Humans have always battled bacteria, but the development of antibiotics in the 1930s and 40s gave us an advantage over the insects that killed us. Suddenly, we became superhuman. Before that, unless you had surgery, the mortality rate was 100% for bacterial meningitis, 30% for pneumonia, and 100% for appendicitis.
Antibiotics allow us to do things that no one in history has ever dreamed of. They allowed us to get organ transplants, chemotherapy, and intensive K-units when we were very sick. None of these advances in human medicine would have been possible without antibiotics.
We still have an upper limit, and antibiotics are clearly still working, but what worries scientists is the rate of change. This wasn’t an issue 20 years ago, it is today. Infectious diseases kill more people than cancer. 5000 people die from tuberculosis every day. So if we don’t act soon, we could be in serious trouble within another 20 years.

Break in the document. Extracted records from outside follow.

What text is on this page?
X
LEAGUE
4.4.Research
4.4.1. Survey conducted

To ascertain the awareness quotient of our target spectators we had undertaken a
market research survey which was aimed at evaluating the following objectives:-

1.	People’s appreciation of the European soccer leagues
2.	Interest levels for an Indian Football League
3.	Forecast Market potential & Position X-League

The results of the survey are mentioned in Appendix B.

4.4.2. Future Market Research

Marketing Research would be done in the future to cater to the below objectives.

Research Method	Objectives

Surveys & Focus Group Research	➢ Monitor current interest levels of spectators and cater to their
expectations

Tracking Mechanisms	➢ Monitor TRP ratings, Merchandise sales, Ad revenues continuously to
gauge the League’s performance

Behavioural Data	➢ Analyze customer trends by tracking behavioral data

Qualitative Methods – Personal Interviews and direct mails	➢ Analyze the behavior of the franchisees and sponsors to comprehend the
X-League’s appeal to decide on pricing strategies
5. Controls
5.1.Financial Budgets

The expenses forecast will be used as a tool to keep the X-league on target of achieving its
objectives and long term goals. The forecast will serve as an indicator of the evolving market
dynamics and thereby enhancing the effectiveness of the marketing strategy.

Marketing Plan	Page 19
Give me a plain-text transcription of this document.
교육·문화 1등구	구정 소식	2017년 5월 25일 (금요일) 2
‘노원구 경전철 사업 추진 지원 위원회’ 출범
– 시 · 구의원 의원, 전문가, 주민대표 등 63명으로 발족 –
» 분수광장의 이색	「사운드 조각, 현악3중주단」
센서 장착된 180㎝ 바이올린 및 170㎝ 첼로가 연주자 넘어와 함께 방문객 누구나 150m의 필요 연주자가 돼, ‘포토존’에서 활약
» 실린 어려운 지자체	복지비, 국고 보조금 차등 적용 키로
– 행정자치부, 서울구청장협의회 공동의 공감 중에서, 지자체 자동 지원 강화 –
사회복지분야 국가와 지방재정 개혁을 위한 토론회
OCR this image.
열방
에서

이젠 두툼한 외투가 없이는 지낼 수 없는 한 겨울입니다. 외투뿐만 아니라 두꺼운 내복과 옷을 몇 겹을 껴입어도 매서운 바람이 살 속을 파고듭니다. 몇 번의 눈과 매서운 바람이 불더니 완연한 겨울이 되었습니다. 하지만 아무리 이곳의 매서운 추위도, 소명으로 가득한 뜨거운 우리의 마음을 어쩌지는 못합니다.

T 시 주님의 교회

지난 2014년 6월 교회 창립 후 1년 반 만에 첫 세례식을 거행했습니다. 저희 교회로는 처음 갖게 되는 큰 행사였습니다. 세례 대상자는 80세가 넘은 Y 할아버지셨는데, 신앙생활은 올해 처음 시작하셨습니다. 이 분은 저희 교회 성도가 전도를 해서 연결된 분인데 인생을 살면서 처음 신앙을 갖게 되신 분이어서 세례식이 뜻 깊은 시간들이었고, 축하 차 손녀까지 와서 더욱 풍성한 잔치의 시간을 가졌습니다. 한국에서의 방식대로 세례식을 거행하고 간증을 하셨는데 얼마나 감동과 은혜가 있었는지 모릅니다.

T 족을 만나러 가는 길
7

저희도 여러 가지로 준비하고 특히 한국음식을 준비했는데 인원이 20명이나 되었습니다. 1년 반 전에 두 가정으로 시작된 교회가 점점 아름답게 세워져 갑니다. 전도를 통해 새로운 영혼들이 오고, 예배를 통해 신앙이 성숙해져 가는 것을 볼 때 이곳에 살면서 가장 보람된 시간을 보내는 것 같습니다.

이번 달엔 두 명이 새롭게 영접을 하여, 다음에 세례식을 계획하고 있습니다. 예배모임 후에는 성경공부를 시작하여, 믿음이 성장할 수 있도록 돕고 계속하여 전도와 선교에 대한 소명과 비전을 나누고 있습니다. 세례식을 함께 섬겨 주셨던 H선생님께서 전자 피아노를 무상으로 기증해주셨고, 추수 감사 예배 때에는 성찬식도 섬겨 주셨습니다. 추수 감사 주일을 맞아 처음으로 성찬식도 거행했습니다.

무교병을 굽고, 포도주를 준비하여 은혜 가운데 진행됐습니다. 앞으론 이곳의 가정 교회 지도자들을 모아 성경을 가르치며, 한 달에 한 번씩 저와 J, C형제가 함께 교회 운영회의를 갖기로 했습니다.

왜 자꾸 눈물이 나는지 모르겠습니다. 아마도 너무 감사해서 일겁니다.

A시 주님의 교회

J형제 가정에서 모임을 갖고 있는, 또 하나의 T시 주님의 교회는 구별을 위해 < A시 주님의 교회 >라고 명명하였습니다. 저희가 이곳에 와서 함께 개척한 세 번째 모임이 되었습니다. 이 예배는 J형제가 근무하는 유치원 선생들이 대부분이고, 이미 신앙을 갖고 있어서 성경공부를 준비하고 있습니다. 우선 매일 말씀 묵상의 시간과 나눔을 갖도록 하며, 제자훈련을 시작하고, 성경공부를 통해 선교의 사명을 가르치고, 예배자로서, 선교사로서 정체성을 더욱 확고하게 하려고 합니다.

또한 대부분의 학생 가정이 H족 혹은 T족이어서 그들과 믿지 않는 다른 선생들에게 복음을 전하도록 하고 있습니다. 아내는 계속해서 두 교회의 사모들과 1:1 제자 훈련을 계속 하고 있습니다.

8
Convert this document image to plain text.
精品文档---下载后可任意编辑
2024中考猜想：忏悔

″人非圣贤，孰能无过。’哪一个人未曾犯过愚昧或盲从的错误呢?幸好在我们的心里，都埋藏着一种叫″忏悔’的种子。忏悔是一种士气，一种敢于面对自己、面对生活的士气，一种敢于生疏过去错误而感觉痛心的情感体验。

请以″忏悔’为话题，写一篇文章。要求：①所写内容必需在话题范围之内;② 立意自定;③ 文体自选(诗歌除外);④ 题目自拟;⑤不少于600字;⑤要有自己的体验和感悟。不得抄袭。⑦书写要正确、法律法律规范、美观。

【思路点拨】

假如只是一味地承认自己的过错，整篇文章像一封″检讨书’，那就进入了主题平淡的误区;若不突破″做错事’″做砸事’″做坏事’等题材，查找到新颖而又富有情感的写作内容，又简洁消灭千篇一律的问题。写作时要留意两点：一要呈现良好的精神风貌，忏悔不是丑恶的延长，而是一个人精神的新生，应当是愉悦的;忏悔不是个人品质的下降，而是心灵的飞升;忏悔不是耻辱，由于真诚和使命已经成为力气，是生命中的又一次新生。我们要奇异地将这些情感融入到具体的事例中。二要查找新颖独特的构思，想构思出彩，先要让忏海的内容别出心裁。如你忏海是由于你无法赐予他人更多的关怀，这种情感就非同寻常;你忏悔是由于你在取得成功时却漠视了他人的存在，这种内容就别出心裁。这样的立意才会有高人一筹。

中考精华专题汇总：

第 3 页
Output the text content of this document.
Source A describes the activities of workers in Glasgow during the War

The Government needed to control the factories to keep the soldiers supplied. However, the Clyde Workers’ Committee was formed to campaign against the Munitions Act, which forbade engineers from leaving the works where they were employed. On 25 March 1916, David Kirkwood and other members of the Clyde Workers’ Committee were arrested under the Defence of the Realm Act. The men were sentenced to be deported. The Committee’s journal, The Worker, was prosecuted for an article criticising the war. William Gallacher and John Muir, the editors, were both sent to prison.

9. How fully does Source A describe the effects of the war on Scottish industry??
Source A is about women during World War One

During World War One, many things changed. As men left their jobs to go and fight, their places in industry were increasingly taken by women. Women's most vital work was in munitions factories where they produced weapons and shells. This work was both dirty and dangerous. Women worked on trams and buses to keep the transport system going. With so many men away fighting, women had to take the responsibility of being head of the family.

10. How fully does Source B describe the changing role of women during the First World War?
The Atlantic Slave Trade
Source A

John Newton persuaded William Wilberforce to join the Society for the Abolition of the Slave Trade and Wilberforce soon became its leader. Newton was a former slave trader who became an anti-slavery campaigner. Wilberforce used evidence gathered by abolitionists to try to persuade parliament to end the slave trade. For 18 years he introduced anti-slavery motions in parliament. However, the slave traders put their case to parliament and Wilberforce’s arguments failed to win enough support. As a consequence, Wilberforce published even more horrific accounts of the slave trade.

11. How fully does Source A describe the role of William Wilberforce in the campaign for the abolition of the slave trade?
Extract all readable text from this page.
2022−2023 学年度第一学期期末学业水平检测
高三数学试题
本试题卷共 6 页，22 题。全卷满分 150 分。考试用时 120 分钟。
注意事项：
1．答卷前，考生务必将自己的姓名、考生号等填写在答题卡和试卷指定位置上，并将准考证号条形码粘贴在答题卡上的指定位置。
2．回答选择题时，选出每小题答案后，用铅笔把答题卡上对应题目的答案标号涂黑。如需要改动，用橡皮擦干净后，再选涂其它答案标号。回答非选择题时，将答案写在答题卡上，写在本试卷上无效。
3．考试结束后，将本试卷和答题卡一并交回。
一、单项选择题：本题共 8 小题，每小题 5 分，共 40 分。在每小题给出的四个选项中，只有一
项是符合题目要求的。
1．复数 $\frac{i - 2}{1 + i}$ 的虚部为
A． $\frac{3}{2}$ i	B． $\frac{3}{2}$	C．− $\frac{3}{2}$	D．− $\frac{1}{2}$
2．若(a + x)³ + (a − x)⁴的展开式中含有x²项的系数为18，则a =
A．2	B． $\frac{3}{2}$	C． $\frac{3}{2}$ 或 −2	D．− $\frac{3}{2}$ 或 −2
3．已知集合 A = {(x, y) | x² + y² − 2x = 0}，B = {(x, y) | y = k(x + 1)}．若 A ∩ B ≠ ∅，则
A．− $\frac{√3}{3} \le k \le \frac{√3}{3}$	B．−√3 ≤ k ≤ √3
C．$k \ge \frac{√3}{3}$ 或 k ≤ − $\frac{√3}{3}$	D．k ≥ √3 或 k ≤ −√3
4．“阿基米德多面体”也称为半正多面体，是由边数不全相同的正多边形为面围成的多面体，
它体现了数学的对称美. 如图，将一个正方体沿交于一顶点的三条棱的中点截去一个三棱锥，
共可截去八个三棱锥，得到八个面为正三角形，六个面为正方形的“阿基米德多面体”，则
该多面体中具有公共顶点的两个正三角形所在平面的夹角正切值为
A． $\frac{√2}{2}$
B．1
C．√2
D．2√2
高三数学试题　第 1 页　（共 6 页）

As bacteria keep fighting back, we deploy our antibiotic defenses broadly. They have adapted and evolved. Now even our last and most valuable antibiotic is succumbing to the rise of superbugs.
We now know that people who return from abroad after routine surgery can get superbugs in their blood. With a billion people traveling the world every year, bacteria are more mobile than ever, and so are superbugs. They are created when we misuse antibiotics, which we do all over the world. Every time we take antibiotics, we give bugs a chance to become super bugs. When more of us take antibiotics inappropriately, the chances of superbugs appearing increase.
Australia ranks seventh in the world for antibiotic overuse per capita. Australia is like many other developed countries. They saw development and wealth as synonymous with the ability to use antibiotics, and when they realized that many bacteria did not respond to antibiotics, they lost their plans.
As it turns out, the Indian subcontinent is the perfect petri dish for superbugs. Misuse of antibiotics is widespread there and there is no antibiotic policy. Antibiotics are produced in large quantities in India and sold at low prices, and these drugs are available over the counter. Water and even soil are polluted with waste from antibiotic production. In addition to poor sanitation and chronic overcrowding, it’s also a fertile ground for antibiotic resistance.
There is a general principle in treating infections. The more we use antibiotics, the faster bacteria develop resistance to them. So if we have a situation where antibiotics are used in agriculture, they can be bought over the counter, and hospitals have little control over antibiotic use, obviously resistance will spread faster in that environment.